While the US Navy have been conducting service borne UAVs such because the X-47B for a very long time, the distinctive design of the British Queen Elizabeth class carriers pose a distinct set of necessities. First launched in service in 2014, the British service fleet consists of two carriers: HMS Queen Elizabeth I (R08) and HMS Prince of Wales (R09).

W Autonomous Programs drone on deck of HMS Prince of Wales (Photograph: Royal Navy)

Not like the Catapult-Assisted Take-off However Arrested Restoration (CATOBAR) design of US carriers, the Queen Elizabeth class plane carriers utilise a Brief Take-off Vertical Touchdown (STOVL) design. Thus, as an alternative of a catapult on the bow of the ship, a 12.5° / 60m ramp (sometimes called a ski bounce) is current. This, together with the shortage of arresting wires on the stern of the ship imply that plane with STOVL capabilities such because the F-35B and AV-8B Harriers can function on such ships.

The commerce of a ski bounce over a catapult means much less stress posed to the working plane on take-off, but in addition ends in decrease take-off speeds and max take-off weight.  This design constraint limits the varieties of plane able to working on the Queen Elizabeth class carriers. Subsequently, the Royal Navy presently solely operates F-35Bs, Merlin HM2s, and Wildcat HMA2s on the carriers.
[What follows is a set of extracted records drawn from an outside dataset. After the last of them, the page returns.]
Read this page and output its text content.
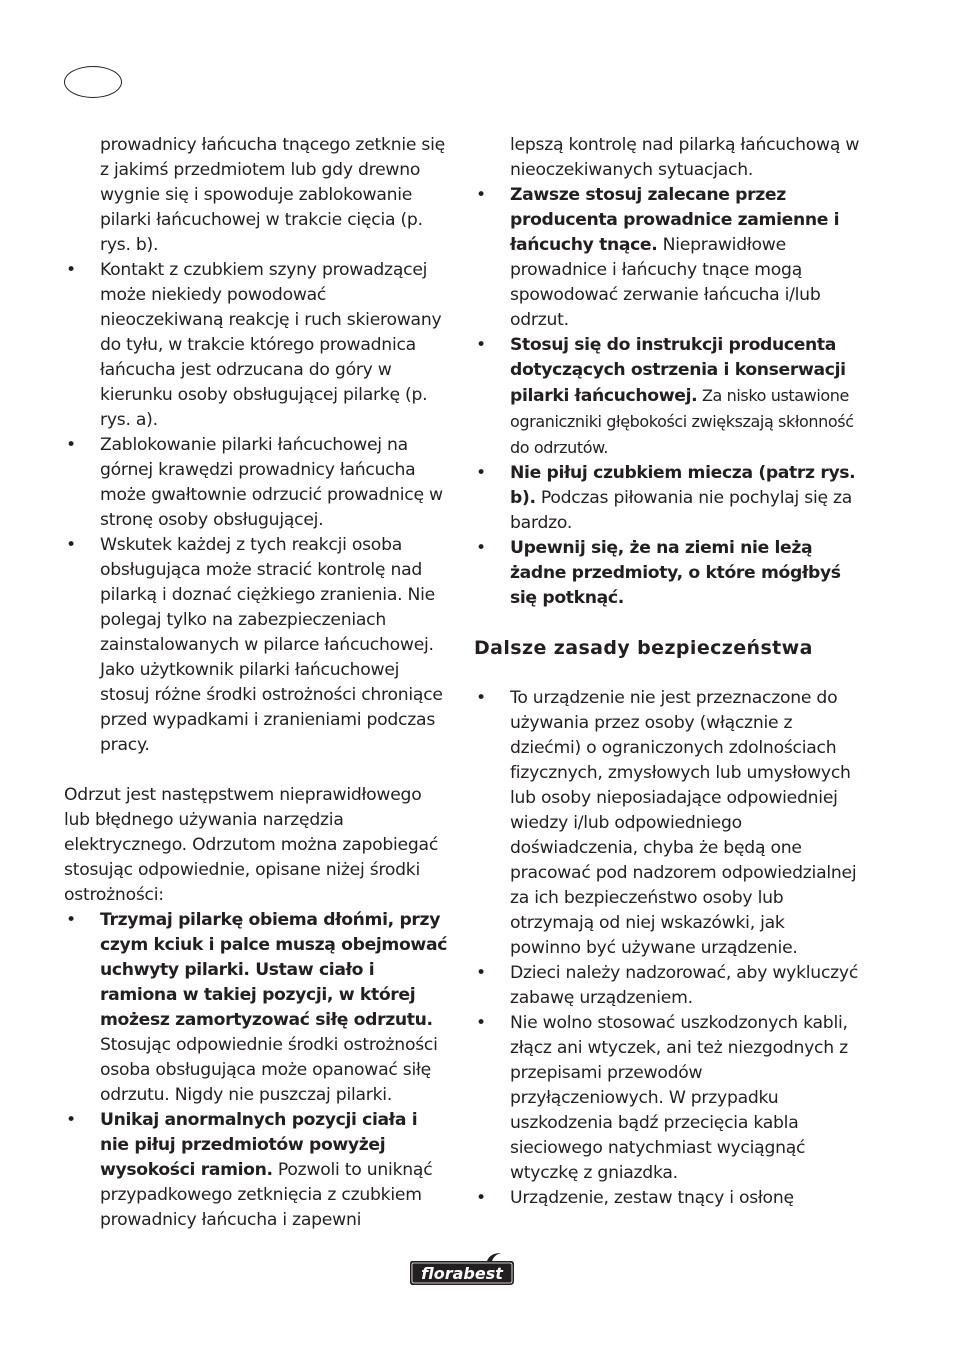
prowadnicy łańcucha tnącego zetknie się z jakimś przedmiotem lub gdy drewno wygnie się i spowoduje zablokowanie pilarki łańcuchowej w trakcie cięcia (p. rys. b).

• Kontakt z czubkiem szyny prowadzącej może niekiedy powodować nieoczekiwaną reakcję i ruch skierowany do tyłu, w trakcie którego prowadnica łańcucha jest odrzucana do góry w kierunku osoby obsługującej pilarkę (p. rys. a).

• Zablokowanie pilarki łańcuchowej na górnej krawędzi prowadnicy łańcucha może gwałtownie odrzucić prowadnicę w stronę osoby obsługującej.

• Wskutek każdej z tych reakcji osoba obsługująca może stracić kontrolę nad pilarką i doznać ciężkiego zranienia. Nie polegaj tylko na zabezpieczeniach zainstalowanych w pilarce łańcuchowej. Jako użytkownik pilarki łańcuchowej stosuj różne środki ostrożności chroniące przed wypadkami i zranieniami podczas pracy.

Odrzut jest następstwem nieprawidłowego lub błędnego używania narzędzia elektrycznego. Odrzutom można zapobiegać stosując odpowiednie, opisane niżej środki ostrożności:

• Trzymaj pilarkę obiema dłońmi, przy czym kciuk i palce muszą obejmować uchwyty pilarki. Ustaw ciało i ramiona w takiej pozycji, w której możesz zamortyzować siłę odrzutu. Stosując odpowiednie środki ostrożności osoba obsługująca może opanować siłę odrzutu. Nigdy nie puszczaj pilarki.

• Unikaj anormalnych pozycji ciała i nie piłuj przedmiotów powyżej wysokości ramion. Pozwoli to uniknąć przypadkowego zetknięcia z czubkiem prowadnicy łańcucha i zapewni

lepszą kontrolę nad pilarką łańcuchową w nieoczekiwanych sytuacjach.

• Zawsze stosuj zalecane przez producenta prowadnice zamienne i łańcuchy tnące. Nieprawidłowe prowadnice i łańcuchy tnące mogą spowodować zerwanie łańcucha i/lub odrzut.

• Stosuj się do instrukcji producenta dotyczących ostrzenia i konserwacji pilarki łańcuchowej. Za nisko ustawione ograniczniki głębokości zwiększają skłonność do odrzutów.

• Nie piłuj czubkiem miecza (patrz rys. b). Podczas piłowania nie pochylaj się za bardzo.

• Upewnij się, że na ziemi nie leżą żadne przedmioty, o które mógłbyś się potknąć.

Dalsze zasady bezpieczeństwa

• To urządzenie nie jest przeznaczone do używania przez osoby (włącznie z dziećmi) o ograniczonych zdolnościach fizycznych, zmysłowych lub umysłowych lub osoby nieposiadające odpowiedniej wiedzy i/lub odpowiedniego doświadczenia, chyba że będą one pracować pod nadzorem odpowiedzialnej za ich bezpieczeństwo osoby lub otrzymają od niej wskazówki, jak powinno być używane urządzenie.

• Dzieci należy nadzorować, aby wykluczyć zabawę urządzeniem.

• Nie wolno stosować uszkodzonych kabli, złącz ani wtyczek, ani też niezgodnych z przepisami przewodów przyłączeniowych. W przypadku uszkodzenia bądź przecięcia kabla sieciowego natychmiast wyciągnąć wtyczkę z gniazdka.

• Urządzenie, zestaw tnący i osłonę

florabest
HMS Prince of Wales crew turnaround the plane after eradicating its payload (Photograph: Royal Navy)

With the W Autonomous Programs drone finishing profitable service trials, it has now grow to be the second fastened wing plane to ever take-off and land on the HMS Prince of Whales.

In keeping with the Royal Navy, the objective is to deploy drones with a UK Service Strike Group sooner or later, utilizing them to switch shops and provides – akin to mail or spare components – between ships, with out the necessity to launch helicopters. As drones are less expensive to function and eradicate potential dangers to aircrew, particularly in dangerous climate, it’s anticipated to switch the Merlin and Wildcats within the transportation of provides onto the ship. This moreover reduces airframe flying hours and permits the rotary wing belongings to give attention to their designed function of anti-submarine/anti-ship roles.

Lieutenant Ash Loftus, main the trials for the Royal Navy on board HMS Prince of Wales stated: “Right now’s demonstration is the end result of 18 months of onerous work from dozens of individuals throughout the Royal Navy and W Autonomous Programs. Service aviation is amongst probably the most troublesome facets of naval warfare and this success is testomony to their efforts.” This occasion marks the beginning of a program to additional improve the capabilities of the British service fleet. HMS Prince of Wales is anticipated to function in US waters later this yr and conduct additional integration checks with platforms such because the MV-22B Osprey and MQ-9 derived STOL succesful Mojave drone.

Wonwoo is a scholar journalist and contributor to The Aviationist based mostly in London, United Kingdom. Presently finding out MEng in Aeronautical Engineering with a eager curiosity in OSINT, airplane recognizing and plane design. He’s a former Sergeant of the Republic of Korea Military, having served as an artillery Fireplace Route Centre Car Radio Operator.